Reiseverbot aufgehoben
Diese Urgent Action ist beendet.
Ein türkisches Gericht hat ein gegen 30 Studierende verhängtes Reiseverbot aufgehoben. Die Studierenden werden terroristischer Vergehen beschuldigt, weil sie am 19. März an einer friedlichen Demonstration teilgenommen haben. Das Gericht wies die Vorwürfe der Studierenden über Folter und Misshandlung in Haft mit der Begründung zurück, der "Vorfall habe sich nicht in Gegenwart des Gerichts ereignet". Die Studierenden werden immer noch der "Propaganda für eine terroristische Organisation" beschuldigt. Bei einem Schuldspruch drohen ihnen bis zu fünf Jahren Gefängnis.

© Amnesty International
Sachlage
Am 3. Oktober hob das Gericht für schwere Strafsachen Nr. 32 in Istanbul das Reiseverbot von 30 Studierenden der Boğaziçi-Universität auf, denen aufgrund ihrer Teilnahme an einer friedlichen Demonstration gegen die türkische Militäroffensive im syrischen Afrin Straftaten im Zusammenhang mit terroristischen Straftaten zur Last gelegt wurden. Das Gericht wies jedoch die Anzeige wegen Folter und anderer Misshandlungen im Gewahrsam zurück und ordnete keine Untersuchung an. Stattdessen wies es die Rechtsbeistände der Studierenden an, "jegliche Beschwerde über Folter der Generalstaatsanwaltschaft vorzulegen". Ein Rechtsbeistand der Studierenden sprach mit Amnesty International über das Strafverfahren: "Ein Geschehen, das nach türkischem Recht noch nicht einmal eine Untersuchung hätte nach sich ziehen dürfen, ist zu einer Angelegenheit geworden, die vielen Menschenrechtsverletzungen Tür und Tor öffnet, von [der Verletzung des] Rechts auf Bildung bis zur [Verletzung der] körperlichen Unversehrtheit". Er bestätigte zudem, dass die Rechtsbeistände der Studierenden gerade eine offizielle Beschwerde im Zusammenhang mit der Behandlung der Studierenden im Polizeigewahrsam vorbereiten, um sie der Staatsanwaltschaft vorzulegen.

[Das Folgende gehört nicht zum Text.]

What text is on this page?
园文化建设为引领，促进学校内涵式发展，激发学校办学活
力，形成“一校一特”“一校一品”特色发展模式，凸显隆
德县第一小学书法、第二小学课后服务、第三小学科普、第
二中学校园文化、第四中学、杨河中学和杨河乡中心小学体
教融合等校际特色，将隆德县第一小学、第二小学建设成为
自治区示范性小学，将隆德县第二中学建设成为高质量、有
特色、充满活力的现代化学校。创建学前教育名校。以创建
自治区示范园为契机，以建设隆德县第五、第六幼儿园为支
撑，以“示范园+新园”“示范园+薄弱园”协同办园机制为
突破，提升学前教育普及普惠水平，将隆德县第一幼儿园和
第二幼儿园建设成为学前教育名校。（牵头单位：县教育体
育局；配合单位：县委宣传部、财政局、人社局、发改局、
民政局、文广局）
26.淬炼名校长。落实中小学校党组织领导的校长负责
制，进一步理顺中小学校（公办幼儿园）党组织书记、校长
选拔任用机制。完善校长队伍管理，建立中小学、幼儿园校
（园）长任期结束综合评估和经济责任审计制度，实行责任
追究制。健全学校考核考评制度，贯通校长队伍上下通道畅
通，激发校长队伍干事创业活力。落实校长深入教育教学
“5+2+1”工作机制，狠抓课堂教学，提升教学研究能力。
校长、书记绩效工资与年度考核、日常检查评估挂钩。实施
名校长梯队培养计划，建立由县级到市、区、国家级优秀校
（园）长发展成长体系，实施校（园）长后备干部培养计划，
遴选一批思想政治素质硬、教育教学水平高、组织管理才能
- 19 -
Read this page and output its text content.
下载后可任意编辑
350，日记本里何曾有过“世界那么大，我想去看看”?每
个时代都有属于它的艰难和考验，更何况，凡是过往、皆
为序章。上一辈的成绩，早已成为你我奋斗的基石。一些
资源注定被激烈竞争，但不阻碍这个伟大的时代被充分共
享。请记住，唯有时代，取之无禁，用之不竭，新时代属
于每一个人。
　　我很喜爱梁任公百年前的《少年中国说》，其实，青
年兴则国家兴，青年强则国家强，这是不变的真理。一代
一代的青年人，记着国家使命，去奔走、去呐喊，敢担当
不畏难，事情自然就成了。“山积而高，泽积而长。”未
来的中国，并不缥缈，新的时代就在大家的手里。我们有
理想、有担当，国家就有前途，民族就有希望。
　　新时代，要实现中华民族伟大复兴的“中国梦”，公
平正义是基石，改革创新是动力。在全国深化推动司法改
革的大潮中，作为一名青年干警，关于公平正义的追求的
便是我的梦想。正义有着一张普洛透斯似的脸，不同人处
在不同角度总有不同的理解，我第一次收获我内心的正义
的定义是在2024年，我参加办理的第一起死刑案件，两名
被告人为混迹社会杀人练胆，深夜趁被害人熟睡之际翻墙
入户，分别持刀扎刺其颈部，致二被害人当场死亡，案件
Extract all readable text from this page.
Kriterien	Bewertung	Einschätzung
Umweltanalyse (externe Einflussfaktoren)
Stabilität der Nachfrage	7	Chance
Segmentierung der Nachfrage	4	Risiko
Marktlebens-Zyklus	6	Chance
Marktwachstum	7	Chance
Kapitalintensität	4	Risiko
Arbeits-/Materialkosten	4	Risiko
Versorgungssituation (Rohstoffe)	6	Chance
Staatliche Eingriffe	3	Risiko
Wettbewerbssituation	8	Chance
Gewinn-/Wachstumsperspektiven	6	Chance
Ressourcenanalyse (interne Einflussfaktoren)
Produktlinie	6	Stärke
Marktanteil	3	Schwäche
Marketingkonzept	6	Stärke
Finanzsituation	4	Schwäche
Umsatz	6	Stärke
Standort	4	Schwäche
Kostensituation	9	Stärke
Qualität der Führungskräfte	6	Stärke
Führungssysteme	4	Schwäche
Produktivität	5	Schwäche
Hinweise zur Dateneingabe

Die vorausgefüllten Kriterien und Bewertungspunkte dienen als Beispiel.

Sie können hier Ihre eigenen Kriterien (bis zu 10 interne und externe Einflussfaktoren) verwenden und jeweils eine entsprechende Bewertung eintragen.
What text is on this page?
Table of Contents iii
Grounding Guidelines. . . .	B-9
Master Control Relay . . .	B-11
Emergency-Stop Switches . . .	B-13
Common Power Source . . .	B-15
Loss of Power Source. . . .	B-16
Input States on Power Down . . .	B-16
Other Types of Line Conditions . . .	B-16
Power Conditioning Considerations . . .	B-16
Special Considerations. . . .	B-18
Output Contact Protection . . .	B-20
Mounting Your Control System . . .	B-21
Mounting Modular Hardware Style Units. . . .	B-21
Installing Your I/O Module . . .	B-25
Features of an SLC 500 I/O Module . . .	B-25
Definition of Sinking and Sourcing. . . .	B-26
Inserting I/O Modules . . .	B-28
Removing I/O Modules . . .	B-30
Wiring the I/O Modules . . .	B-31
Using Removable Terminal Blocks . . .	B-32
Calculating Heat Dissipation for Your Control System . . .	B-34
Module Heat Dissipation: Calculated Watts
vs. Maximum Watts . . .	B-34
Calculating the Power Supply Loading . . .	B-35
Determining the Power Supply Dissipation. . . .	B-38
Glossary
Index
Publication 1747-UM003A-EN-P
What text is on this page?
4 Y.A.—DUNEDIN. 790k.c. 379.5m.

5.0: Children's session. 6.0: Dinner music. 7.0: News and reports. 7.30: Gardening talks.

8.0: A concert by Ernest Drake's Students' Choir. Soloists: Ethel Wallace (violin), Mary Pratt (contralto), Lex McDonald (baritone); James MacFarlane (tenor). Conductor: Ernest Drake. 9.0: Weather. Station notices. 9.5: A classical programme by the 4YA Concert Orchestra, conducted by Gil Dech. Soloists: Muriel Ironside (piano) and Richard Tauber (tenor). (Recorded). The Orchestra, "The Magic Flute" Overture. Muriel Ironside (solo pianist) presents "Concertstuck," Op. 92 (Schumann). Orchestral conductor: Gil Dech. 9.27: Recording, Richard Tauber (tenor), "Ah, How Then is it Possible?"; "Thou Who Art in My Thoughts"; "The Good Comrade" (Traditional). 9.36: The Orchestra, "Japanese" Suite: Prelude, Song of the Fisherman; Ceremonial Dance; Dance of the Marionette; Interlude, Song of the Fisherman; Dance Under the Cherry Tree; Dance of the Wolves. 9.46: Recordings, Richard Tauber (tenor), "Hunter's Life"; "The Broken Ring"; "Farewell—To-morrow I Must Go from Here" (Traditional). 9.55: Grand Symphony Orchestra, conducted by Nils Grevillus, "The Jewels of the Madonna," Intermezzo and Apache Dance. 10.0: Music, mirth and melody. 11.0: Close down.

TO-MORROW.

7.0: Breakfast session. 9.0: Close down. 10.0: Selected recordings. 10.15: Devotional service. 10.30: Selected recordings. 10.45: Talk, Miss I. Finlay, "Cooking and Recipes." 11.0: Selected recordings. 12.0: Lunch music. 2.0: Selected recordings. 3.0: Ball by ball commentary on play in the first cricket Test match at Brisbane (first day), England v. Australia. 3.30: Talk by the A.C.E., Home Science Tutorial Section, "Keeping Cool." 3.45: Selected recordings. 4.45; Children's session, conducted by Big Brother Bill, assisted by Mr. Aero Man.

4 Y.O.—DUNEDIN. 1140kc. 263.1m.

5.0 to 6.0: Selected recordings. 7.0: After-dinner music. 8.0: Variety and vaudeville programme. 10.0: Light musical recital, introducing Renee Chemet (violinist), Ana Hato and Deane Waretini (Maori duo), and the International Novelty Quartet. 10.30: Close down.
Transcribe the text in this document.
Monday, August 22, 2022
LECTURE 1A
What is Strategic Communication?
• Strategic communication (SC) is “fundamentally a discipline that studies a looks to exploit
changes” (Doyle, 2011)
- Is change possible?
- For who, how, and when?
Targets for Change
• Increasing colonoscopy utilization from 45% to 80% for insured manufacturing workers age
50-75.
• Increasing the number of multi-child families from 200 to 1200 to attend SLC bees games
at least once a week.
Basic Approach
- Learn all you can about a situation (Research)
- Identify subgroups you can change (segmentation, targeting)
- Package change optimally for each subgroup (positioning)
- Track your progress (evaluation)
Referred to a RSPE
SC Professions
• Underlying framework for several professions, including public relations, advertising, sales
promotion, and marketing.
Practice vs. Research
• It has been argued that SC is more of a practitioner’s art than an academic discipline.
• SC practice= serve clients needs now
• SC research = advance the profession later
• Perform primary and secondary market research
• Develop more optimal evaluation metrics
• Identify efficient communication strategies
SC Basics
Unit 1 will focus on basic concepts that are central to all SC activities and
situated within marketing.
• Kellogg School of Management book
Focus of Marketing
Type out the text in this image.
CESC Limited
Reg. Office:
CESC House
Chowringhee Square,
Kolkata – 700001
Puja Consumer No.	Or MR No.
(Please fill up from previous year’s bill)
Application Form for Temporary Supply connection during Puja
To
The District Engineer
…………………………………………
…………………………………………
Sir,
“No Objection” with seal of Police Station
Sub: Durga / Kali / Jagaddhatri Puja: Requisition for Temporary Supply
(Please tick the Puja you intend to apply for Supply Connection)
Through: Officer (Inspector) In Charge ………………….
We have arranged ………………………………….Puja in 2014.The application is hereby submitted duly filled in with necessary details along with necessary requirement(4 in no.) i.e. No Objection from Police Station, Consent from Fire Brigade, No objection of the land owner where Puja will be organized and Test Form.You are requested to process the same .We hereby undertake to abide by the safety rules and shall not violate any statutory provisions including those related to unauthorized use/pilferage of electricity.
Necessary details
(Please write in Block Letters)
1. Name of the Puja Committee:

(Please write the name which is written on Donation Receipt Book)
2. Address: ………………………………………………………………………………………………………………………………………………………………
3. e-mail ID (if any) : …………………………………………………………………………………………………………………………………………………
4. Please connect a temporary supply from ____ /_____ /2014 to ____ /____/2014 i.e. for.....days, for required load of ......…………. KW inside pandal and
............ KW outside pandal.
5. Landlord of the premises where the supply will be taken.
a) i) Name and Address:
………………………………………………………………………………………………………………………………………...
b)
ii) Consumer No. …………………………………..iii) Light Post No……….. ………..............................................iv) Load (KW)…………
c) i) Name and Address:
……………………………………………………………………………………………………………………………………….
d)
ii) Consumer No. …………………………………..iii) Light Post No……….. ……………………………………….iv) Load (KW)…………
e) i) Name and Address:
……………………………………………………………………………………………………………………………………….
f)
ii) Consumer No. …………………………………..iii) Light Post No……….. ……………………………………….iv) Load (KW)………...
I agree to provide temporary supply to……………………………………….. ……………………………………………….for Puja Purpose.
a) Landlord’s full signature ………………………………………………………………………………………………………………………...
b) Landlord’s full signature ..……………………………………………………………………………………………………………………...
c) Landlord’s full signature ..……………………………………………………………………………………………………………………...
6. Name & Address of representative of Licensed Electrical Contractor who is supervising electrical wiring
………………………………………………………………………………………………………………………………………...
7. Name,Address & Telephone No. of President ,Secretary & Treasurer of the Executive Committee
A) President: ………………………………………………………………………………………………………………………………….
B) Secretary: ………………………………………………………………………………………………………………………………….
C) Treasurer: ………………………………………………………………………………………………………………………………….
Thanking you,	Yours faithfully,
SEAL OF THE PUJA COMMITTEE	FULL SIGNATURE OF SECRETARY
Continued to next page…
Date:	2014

22 der Studierenden waren im April und Mai 2018 auf der Grundlage von "Kameraaufnahmen" in Polizeigewahrsam genommen worden, "die ihre Münder in einer Weise geöffnet zeigten, die darauf hindeutet, dass sie Parolen skandierten, was belegt, dass sie aktiv und über einen Zeitraum hinweg an der Protestveranstaltung beteiligt waren, bei der Transparente mit folgenden Slogans aufgehangen wurden: 'Kurdistan wird den Faschismus ins Grab bringen'; 'Wir wollen keine Unterstützer_innen der Freien Syrischen Armee in unserer Hochschule' und 'Der Palast will Krieg, die Bevölkerung will Frieden'". Acht der 22 Studierenden wurden kurz nach ihrer Festnahme gegen Kaution freigelassen, da das Fotomaterial sie weder deutlich Parolen skandierend noch in einer aktiven Rolle in der Demonstration abbildete. Die verbleibenden 14 Studierenden wurden erst nach der ersten Anhörung am 6. Juni 2018, bei der sie auch die Folter- und Misshandlungsvorwürfe in Haft erhoben, gegen Kaution freigelassen. Die übrigen acht Studierenden konnten anfangs nicht von der Polizei ausgemacht werden und ihre Fälle wurden erst in das Strafverfahren aufgenommen, als sie sich bei den Behörden meldeten.
Mit der Teilnahme an der Protestveranstaltung nahmen die Studierenden lediglich ihre Rechte auf freie Meinungsäußerung und friedliche Versammlung wahr, die sowohl in der türkischen Verfassung als auch im Völkerrecht verbrieft sind. Die türkischen Behörden müssen sicherstellen, dass die Folter- und Misshandlungsvorwürfe in Haft umgehend gründlich, unabhängig und unparteiisch untersucht werden und alle, die dafür verantwortlich sind, in einem fairen Gerichtsverfahren zur Verantwortung gezogen werden.
Da alle 30 Studierenden nun gegen Kaution frei sind, benötigt dieser Fall keine Eilaktion mehr. Amnesty International wird die Entwicklungen jedoch weiterhin genau beobachten und die Aktion wieder aufnehmen, sollte dies nötig sein.
Vielen Dank allen, die Appelle geschrieben haben. Weitere Aktionen des Eilaktionsnetzes sind nicht erforderlich.